Она бы никогда не пропала просто так.

– И ещё… у нас в отделении лежала её подруга, – пытаюсь припомнить имя, но оно ускользает из памяти. – С огнестрельным. Я сам проводил торакотомию. Чёрт, не могу вспомнить, как её зовут… Марина? Или Мария? В истории болезни должен быть телефон.

– Я попробую найти, – Надежда неуверенно кивает, но я понимаю, что это вряд ли, времени у неё не хватит.

– Просто свяжитесь с архивом, пусть принесут мне в кабинет истории болезни за… – задумываюсь, когда же это было? Вроде бы в конце весны, – …за апрель и май. Я сам поищу.

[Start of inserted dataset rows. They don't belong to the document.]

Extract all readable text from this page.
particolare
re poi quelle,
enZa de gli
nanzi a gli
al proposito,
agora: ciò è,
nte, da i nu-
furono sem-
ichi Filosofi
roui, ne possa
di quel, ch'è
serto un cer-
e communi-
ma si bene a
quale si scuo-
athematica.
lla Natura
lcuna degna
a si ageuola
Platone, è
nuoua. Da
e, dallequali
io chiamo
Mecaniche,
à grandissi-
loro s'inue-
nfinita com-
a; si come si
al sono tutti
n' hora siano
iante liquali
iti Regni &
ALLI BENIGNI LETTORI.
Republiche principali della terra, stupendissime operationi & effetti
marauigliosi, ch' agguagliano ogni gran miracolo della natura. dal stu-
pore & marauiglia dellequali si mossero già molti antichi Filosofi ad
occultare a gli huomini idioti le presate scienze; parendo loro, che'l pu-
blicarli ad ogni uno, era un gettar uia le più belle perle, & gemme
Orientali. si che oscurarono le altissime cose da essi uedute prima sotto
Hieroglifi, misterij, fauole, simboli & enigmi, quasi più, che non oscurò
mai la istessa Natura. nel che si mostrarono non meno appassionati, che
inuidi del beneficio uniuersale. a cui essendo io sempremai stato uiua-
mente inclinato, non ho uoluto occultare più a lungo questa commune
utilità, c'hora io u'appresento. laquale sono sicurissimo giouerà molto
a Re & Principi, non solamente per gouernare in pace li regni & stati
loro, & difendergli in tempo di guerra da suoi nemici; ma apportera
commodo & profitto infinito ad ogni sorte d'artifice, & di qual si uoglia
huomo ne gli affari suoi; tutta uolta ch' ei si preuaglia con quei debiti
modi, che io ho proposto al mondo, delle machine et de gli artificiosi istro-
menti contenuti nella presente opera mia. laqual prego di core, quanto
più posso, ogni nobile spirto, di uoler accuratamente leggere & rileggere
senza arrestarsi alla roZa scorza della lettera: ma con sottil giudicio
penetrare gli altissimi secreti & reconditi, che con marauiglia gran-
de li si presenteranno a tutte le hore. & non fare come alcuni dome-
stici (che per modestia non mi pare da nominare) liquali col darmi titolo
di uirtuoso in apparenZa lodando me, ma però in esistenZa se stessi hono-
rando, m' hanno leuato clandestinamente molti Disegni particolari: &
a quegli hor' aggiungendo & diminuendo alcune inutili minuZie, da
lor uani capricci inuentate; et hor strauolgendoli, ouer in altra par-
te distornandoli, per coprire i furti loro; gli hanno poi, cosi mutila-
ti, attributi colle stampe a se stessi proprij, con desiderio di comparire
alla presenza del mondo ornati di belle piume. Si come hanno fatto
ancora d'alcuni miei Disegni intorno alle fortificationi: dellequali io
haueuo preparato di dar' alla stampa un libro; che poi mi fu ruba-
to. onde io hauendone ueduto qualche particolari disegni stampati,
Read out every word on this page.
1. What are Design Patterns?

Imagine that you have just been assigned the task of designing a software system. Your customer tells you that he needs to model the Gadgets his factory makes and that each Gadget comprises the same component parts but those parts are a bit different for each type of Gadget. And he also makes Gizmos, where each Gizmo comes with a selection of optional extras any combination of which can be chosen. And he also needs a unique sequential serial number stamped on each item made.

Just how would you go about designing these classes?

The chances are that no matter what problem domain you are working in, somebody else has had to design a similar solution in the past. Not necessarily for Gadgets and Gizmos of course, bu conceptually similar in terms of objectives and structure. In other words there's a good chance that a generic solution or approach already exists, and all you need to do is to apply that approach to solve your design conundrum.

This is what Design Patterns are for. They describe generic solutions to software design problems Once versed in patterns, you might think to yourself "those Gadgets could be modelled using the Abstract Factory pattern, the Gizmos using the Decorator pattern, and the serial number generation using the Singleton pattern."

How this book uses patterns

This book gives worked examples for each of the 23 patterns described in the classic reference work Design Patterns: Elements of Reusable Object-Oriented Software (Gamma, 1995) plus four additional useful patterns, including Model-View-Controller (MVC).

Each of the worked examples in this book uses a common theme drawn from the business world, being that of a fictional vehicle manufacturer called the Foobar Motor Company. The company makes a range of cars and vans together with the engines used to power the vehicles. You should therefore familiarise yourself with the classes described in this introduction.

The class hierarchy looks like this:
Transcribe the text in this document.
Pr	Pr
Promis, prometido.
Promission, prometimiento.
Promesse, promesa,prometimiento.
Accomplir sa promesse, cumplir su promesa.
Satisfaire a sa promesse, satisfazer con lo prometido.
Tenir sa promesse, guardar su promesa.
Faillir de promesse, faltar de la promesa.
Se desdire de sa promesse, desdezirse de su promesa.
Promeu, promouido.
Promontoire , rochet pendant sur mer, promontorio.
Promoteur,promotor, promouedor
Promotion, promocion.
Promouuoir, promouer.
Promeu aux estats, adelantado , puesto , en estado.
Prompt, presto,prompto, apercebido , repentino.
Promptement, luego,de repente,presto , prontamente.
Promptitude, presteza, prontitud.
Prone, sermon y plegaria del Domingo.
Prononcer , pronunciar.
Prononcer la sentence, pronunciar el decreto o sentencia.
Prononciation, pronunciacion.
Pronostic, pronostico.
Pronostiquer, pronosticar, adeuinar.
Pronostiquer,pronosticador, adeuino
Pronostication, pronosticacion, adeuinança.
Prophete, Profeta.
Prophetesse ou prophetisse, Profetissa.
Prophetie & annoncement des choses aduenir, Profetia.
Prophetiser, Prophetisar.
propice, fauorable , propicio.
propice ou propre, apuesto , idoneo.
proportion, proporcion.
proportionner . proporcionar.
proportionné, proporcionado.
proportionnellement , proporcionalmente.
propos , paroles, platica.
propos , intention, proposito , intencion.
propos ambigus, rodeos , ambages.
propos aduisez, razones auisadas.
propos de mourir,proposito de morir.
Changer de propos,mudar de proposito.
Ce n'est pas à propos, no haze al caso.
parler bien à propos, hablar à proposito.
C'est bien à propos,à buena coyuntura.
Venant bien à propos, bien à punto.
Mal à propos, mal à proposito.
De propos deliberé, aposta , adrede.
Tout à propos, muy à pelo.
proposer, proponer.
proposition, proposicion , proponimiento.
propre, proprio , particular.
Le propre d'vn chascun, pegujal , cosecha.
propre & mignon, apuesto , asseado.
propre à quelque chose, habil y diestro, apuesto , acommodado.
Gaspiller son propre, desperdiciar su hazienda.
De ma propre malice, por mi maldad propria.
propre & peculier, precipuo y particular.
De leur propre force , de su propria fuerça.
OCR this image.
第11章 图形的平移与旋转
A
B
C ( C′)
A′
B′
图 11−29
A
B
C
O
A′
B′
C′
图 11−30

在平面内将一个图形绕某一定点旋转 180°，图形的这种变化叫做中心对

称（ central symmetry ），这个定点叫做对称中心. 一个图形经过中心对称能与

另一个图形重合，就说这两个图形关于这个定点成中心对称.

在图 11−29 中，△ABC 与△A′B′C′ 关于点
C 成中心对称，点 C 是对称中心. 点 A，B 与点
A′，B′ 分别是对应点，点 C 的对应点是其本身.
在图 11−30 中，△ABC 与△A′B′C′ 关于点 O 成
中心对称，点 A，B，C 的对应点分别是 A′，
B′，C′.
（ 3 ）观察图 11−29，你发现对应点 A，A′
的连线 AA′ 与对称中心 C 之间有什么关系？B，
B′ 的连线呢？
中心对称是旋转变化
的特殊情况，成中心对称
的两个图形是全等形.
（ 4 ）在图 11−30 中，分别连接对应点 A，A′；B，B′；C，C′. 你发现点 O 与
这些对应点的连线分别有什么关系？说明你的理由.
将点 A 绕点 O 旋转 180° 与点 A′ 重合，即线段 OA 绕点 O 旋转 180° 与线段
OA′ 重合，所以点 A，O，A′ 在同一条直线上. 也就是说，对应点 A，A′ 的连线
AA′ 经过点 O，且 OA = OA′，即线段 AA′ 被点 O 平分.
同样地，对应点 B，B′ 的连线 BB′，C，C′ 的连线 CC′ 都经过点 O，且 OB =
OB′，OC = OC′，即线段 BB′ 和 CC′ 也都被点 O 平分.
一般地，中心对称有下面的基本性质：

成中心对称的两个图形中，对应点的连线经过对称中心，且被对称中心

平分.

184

Почему-то у меня нет ни малейшей надежды, что Аня ответит на звонок.

Иду к группе врачей и интернов, ждущих меня, чтобы начать обход. Всё идёт по заведённому плану. Только Аниных пациентов осматриваю самостоятельно. На чей-то вопрос отвечаю, что Анна Николаевна взяла несколько дней за свой счёт. Не хватало ещё, чтобы по отделению пошли слухи. Она столько раз меня прикрывала, что этот минимум я не просто могу – обязан для неё сделать.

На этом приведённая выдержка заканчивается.